OKLAHOMA CITY — An official of the Oklahoma Aeronautics Commission says the increase of wind farms in the state is hurting military flight training.

Last session, lawmakers put a bill on hold that would have required wind farms to acquire a permit from the Oklahoma Aeronautics Commission before construction could begin. Since then, studies of the issue have been requested by some state lawmakers.

Currently, there isn't enough clearance for the Vance Air Force Base in Enid and Altus Air Force Base, Oklahoma Aeronautics Commission director Victor Bird told the Tulsa World.

"We wouldn't be asking for this if there wasn't a problem," Bird said. "And there is a problem."

He said some of the wind farms that are located near the bases are below military training routes that pilots use for training purposes.
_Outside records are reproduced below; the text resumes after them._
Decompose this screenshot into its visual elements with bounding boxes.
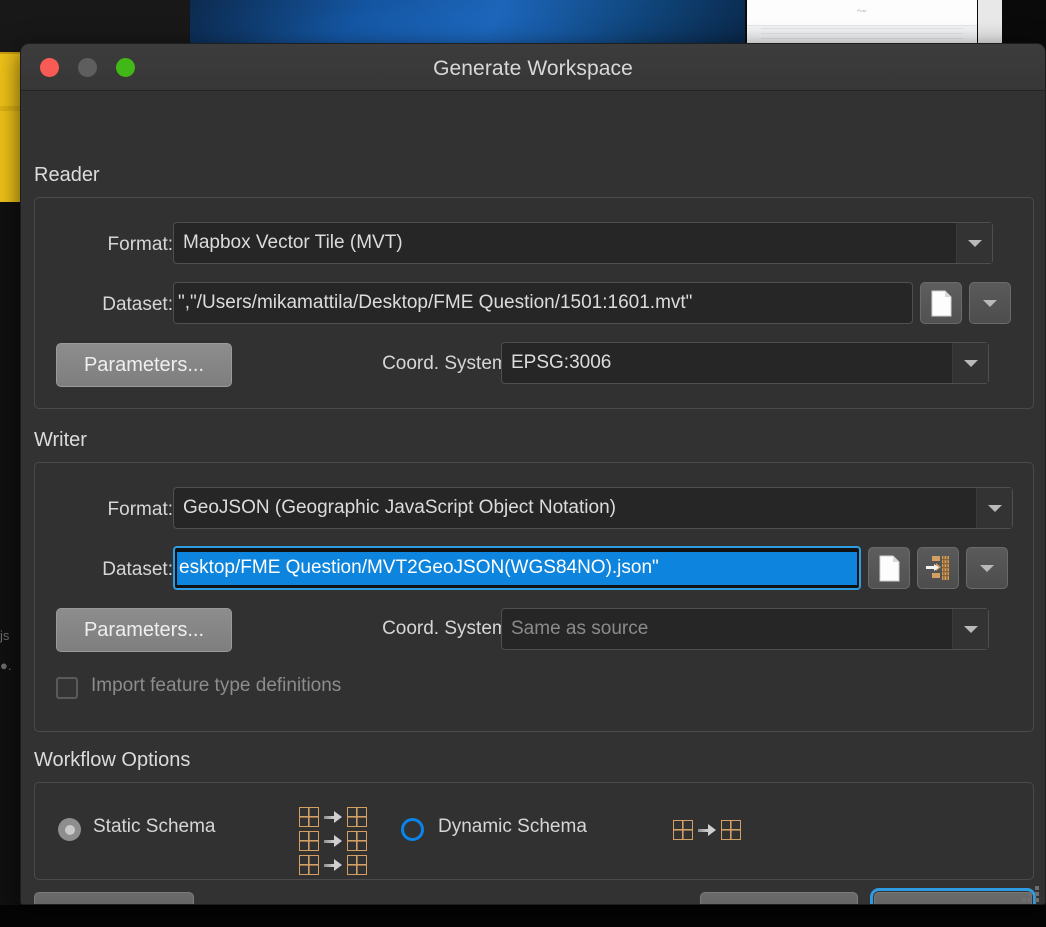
background-faint-text: js [0, 628, 10, 643]
generate-workspace-dialog: Generate Workspace Reader Format: Mapbox… [20, 43, 1046, 905]
writer-format-value: GeoJSON (Geographic JavaScript Object No… [183, 497, 616, 518]
writer-coord-system-label: Coord. System: [382, 618, 513, 639]
background-slide-title: Post [857, 8, 867, 13]
writer-format-label: Format: [107, 499, 173, 520]
chevron-down-icon [980, 564, 994, 572]
dynamic-schema-label: Dynamic Schema [438, 816, 587, 837]
workflow-options-section-title: Workflow Options [34, 749, 191, 771]
writer-dataset-value: esktop/FME Question/MVT2GeoJSON(WGS84NO)… [177, 551, 857, 585]
reader-coord-system-label: Coord. System: [382, 353, 513, 374]
reader-dataset-dropdown-button[interactable] [969, 282, 1011, 324]
background-faint-dot: ●. [0, 658, 12, 673]
writer-format-combobox[interactable]: GeoJSON (Geographic JavaScript Object No… [173, 487, 1013, 529]
chevron-down-icon[interactable] [976, 488, 1012, 528]
zip-archive-icon [925, 554, 951, 582]
static-schema-radio[interactable] [58, 818, 81, 841]
writer-coord-system-combobox[interactable]: Same as source [501, 608, 989, 650]
background-left-strip [0, 190, 20, 905]
reader-browse-file-button[interactable] [920, 282, 962, 324]
writer-section-title: Writer [34, 429, 87, 451]
writer-dataset-dropdown-button[interactable] [966, 547, 1008, 589]
background-bottom-bar [0, 905, 1046, 927]
reader-dataset-value: ","/Users/mikamattila/Desktop/FME Questi… [178, 292, 693, 313]
dialog-title: Generate Workspace [433, 57, 633, 80]
help-label-rest: elp [108, 904, 135, 905]
reader-dataset-input[interactable]: ","/Users/mikamattila/Desktop/FME Questi… [173, 282, 913, 324]
reader-format-label: Format: [107, 234, 173, 255]
reader-coord-system-combobox[interactable]: EPSG:3006 [501, 342, 989, 384]
reader-coord-system-value: EPSG:3006 [511, 352, 612, 373]
page-icon [931, 290, 952, 317]
help-button[interactable]: Help [34, 892, 194, 905]
resize-grip-icon[interactable] [1022, 886, 1040, 902]
reader-parameters-button[interactable]: Parameters... [56, 343, 232, 387]
writer-coord-system-value: Same as source [511, 618, 649, 639]
page-icon [879, 555, 900, 582]
static-schema-label: Static Schema [93, 816, 216, 837]
chevron-down-icon[interactable] [952, 343, 988, 383]
writer-parameters-button[interactable]: Parameters... [56, 608, 232, 652]
help-mnemonic: H [93, 904, 107, 905]
chevron-down-icon[interactable] [952, 609, 988, 649]
chevron-down-icon[interactable] [956, 223, 992, 263]
reader-section-title: Reader [34, 164, 100, 186]
background-slide-header [747, 0, 977, 26]
schema-three-rows-icon [299, 807, 367, 875]
dynamic-schema-radio[interactable] [401, 818, 424, 841]
import-feature-types-label: Import feature type definitions [91, 675, 342, 696]
dialog-body: Reader Format: Mapbox Vector Tile (MVT) … [21, 91, 1045, 905]
writer-dataset-input[interactable]: esktop/FME Question/MVT2GeoJSON(WGS84NO)… [173, 546, 861, 590]
ok-button[interactable]: OK [870, 888, 1036, 904]
chevron-down-icon [983, 299, 997, 307]
writer-dataset-label: Dataset: [102, 559, 173, 580]
reader-format-combobox[interactable]: Mapbox Vector Tile (MVT) [173, 222, 993, 264]
reader-dataset-label: Dataset: [102, 294, 173, 315]
dialog-titlebar[interactable]: Generate Workspace [21, 44, 1045, 91]
import-feature-types-checkbox[interactable] [56, 677, 78, 699]
reader-format-value: Mapbox Vector Tile (MVT) [183, 232, 403, 253]
writer-archive-button[interactable] [917, 547, 959, 589]
screen: Post ⚲Site Info ☺Attache ▦Ref Data ⚙Setu… [0, 0, 1046, 927]
schema-one-row-icon [673, 820, 741, 840]
cancel-button[interactable]: Cancel [700, 892, 858, 904]
writer-browse-file-button[interactable] [868, 547, 910, 589]
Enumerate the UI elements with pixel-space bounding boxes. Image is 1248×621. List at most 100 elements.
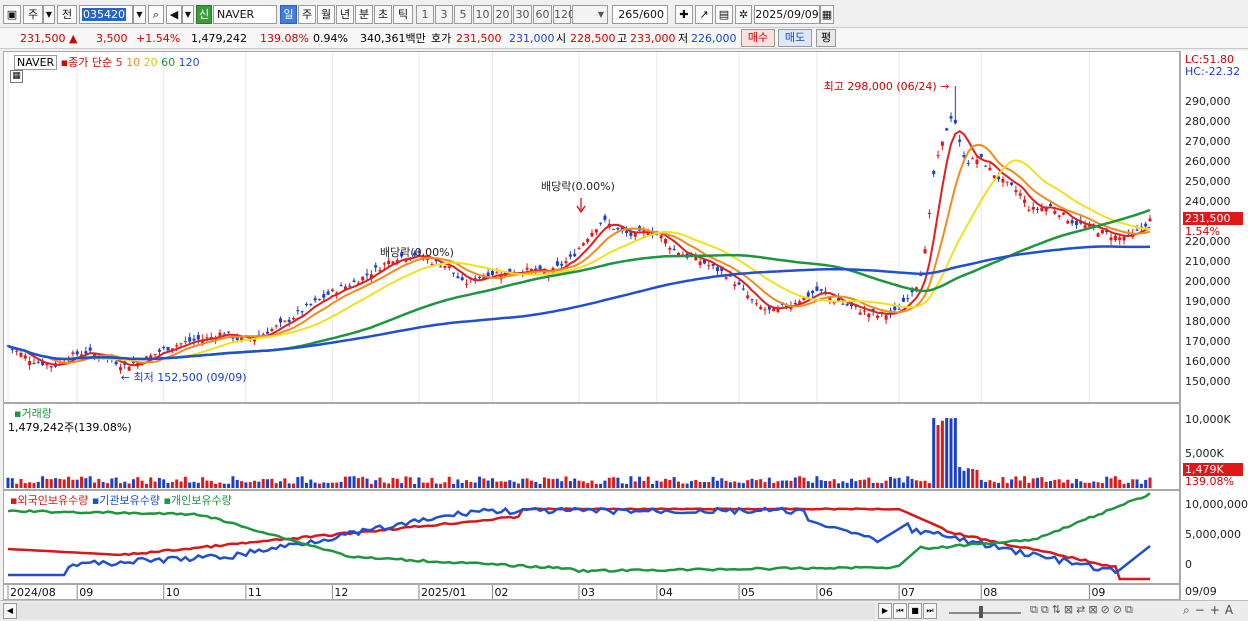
period-day-tab[interactable]: 일	[280, 5, 297, 24]
volume-bar	[927, 483, 931, 488]
price-tick-label: 210,000	[1185, 255, 1231, 268]
interval-3-button[interactable]: 3	[435, 5, 453, 24]
candle-body	[374, 265, 378, 268]
crosshair-icon[interactable]: ✚	[675, 5, 693, 24]
legend-stock-name[interactable]: NAVER	[14, 55, 58, 70]
price-chart[interactable]: 최고 298,000 (06/24) → ← 최저 152,500 (09/09)…	[4, 52, 1179, 402]
volume-bar	[1023, 476, 1027, 488]
date-input[interactable]: 2025/09/09	[754, 5, 820, 24]
gear-icon[interactable]: ✲	[735, 5, 752, 24]
period-month-tab[interactable]: 월	[317, 5, 335, 24]
volume-bar	[300, 476, 304, 488]
volume-bar	[599, 483, 603, 488]
holding-chart-panel[interactable]: ▪외국인보유수량 ▪기관보유수량 ▪개인보유수량	[3, 490, 1180, 584]
scroll-left-icon[interactable]: ◀	[3, 603, 17, 619]
legend-ma10: 10	[126, 56, 141, 69]
period-minute-tab[interactable]: 분	[355, 5, 373, 24]
volume-bar	[227, 483, 231, 488]
rewind-icon[interactable]: ⏮	[893, 603, 907, 619]
volume-bar	[88, 476, 92, 488]
eval-button[interactable]: 평	[816, 29, 836, 47]
volume-chart[interactable]	[4, 404, 1179, 489]
scroll-right-icon[interactable]: ▶	[878, 603, 892, 619]
x-tick-label: 02	[494, 586, 508, 599]
holding-tick-label: 5,000,000	[1185, 528, 1241, 541]
volume-bar	[867, 477, 871, 488]
save-icon[interactable]: ▤	[715, 5, 733, 24]
calendar-icon[interactable]: ▦	[820, 5, 834, 24]
volume-bar	[992, 481, 996, 488]
volume-bar	[1087, 482, 1091, 488]
volume-bar	[196, 482, 200, 488]
sound-icon[interactable]: ◀	[166, 5, 182, 24]
holding-tick-label: 10,000,000	[1185, 498, 1248, 511]
period-second-tab[interactable]: 초	[374, 5, 392, 24]
candle-body	[737, 282, 741, 285]
volume-bar	[149, 477, 153, 488]
code-dropdown-icon[interactable]: ▼	[133, 5, 146, 24]
candle-body	[157, 349, 161, 352]
interval-10-button[interactable]: 10	[473, 5, 492, 24]
volume-chart-panel[interactable]: ▪거래량 1,479,242주(139.08%)	[3, 403, 1180, 490]
candle-body	[698, 261, 702, 266]
volume-bar	[41, 476, 45, 488]
layout-icon[interactable]: ▣	[3, 5, 21, 24]
candle-body	[953, 119, 957, 124]
market-type-select[interactable]: 주	[23, 5, 43, 24]
search-icon[interactable]: ⌕	[148, 5, 164, 24]
data-count-field[interactable]: 265/600	[612, 5, 668, 24]
volume-bar	[676, 481, 680, 488]
interval-5-button[interactable]: 5	[454, 5, 472, 24]
draw-line-icon[interactable]: ↗	[695, 5, 713, 24]
price-chart-panel[interactable]: 최고 298,000 (06/24) → ← 최저 152,500 (09/09)…	[3, 51, 1180, 403]
volume-bar	[875, 482, 879, 488]
volume-bar	[737, 482, 741, 488]
period-year-tab[interactable]: 년	[336, 5, 354, 24]
chart-scrollbar[interactable]: ◀ ▶ ⏮ ■ ⏭ ⧉⧉⇅⊠⇄⊠⊘⊘⧉ ⌕−+A	[0, 600, 1248, 621]
volume-bar	[707, 481, 711, 488]
scroll-track[interactable]	[17, 603, 875, 619]
sell-button[interactable]: 매도	[778, 29, 812, 47]
price-tick-label: 260,000	[1185, 155, 1231, 168]
period-tick-tab[interactable]: 틱	[393, 5, 413, 24]
chevron-down-icon[interactable]: ▼	[43, 5, 55, 24]
volume-bar	[188, 482, 192, 488]
candle-body	[317, 298, 321, 301]
volume-tick-label: 5,000K	[1185, 447, 1224, 460]
interval-20-button[interactable]: 20	[493, 5, 512, 24]
candle-body	[32, 363, 36, 365]
prev-button[interactable]: 전	[57, 5, 77, 24]
volume-bar	[694, 479, 698, 488]
volume-bar	[958, 467, 962, 488]
volume-bar	[607, 477, 611, 488]
x-tick-label: 2024/08	[10, 586, 56, 599]
tool-icons[interactable]: ⧉⧉⇅⊠⇄⊠⊘⊘⧉	[1030, 603, 1180, 619]
interval-1-button[interactable]: 1	[416, 5, 434, 24]
interval-60-button[interactable]: 60	[533, 5, 552, 24]
zoom-slider[interactable]	[945, 603, 1025, 619]
fast-forward-icon[interactable]: ⏭	[923, 603, 937, 619]
new-badge[interactable]: 신	[196, 5, 212, 24]
buy-button[interactable]: 매수	[741, 29, 775, 47]
candle-body	[283, 320, 287, 322]
candle-body	[1005, 181, 1009, 183]
interval-dropdown-icon[interactable]: ▼	[572, 5, 608, 24]
volume-bar	[850, 478, 854, 488]
candle-body	[1031, 206, 1035, 210]
stock-code-input[interactable]: 035420	[79, 5, 133, 24]
period-week-tab[interactable]: 주	[298, 5, 316, 24]
volume-bar	[1049, 481, 1053, 488]
zoom-controls[interactable]: ⌕−+A	[1183, 603, 1245, 619]
interval-30-button[interactable]: 30	[513, 5, 532, 24]
stop-icon[interactable]: ■	[908, 603, 922, 619]
sound-dropdown-icon[interactable]: ▼	[182, 5, 194, 24]
volume-bar	[949, 418, 953, 488]
table-icon[interactable]: ▦	[10, 70, 23, 83]
interval-120-button[interactable]: 120	[553, 5, 575, 24]
volume-bar	[953, 418, 957, 488]
stock-name-field[interactable]: NAVER	[213, 5, 277, 24]
ask-price: 231,500	[456, 32, 502, 45]
y-axis: LC:51.80 HC:-22.32 290,000 280,000 270,000 26…	[1180, 51, 1248, 600]
price-tick-label: 190,000	[1185, 295, 1231, 308]
volume-bar	[888, 476, 892, 488]
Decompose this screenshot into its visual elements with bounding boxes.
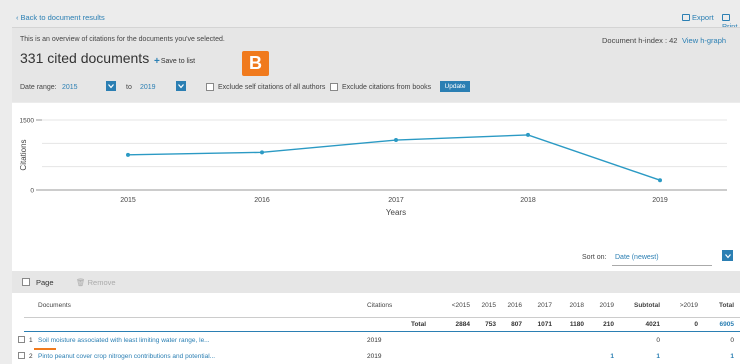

Bird said the wind turbines are 495 feet above ground, while the routes begin at 500 feet above ground.

Mike Cooper is the chairman of the Oklahoma Strategic Military Planning Commission, which works to protect and enhance military bases in the state. He said the men and women that are training don't know how to fly yet.

"They are learning how to fly," Cooper said.

Cooper said there will eventually be base closures, consolidations, realignments or downsizing due to the defense budget declining.

He said Oklahoma needs to protect military training routes, approaches to runways, drop zones and bombing ranges.

"Those four things right there are why Oklahoma is No. 1 in military value," Cooper said. "That is why we are here. That is why we are the best of the best."

Jeff Clark, president of the Wind Coalition, said wind developers work with the U.S. Department of Defense and the Federal Aviation Administration to determine locations for the wind farms.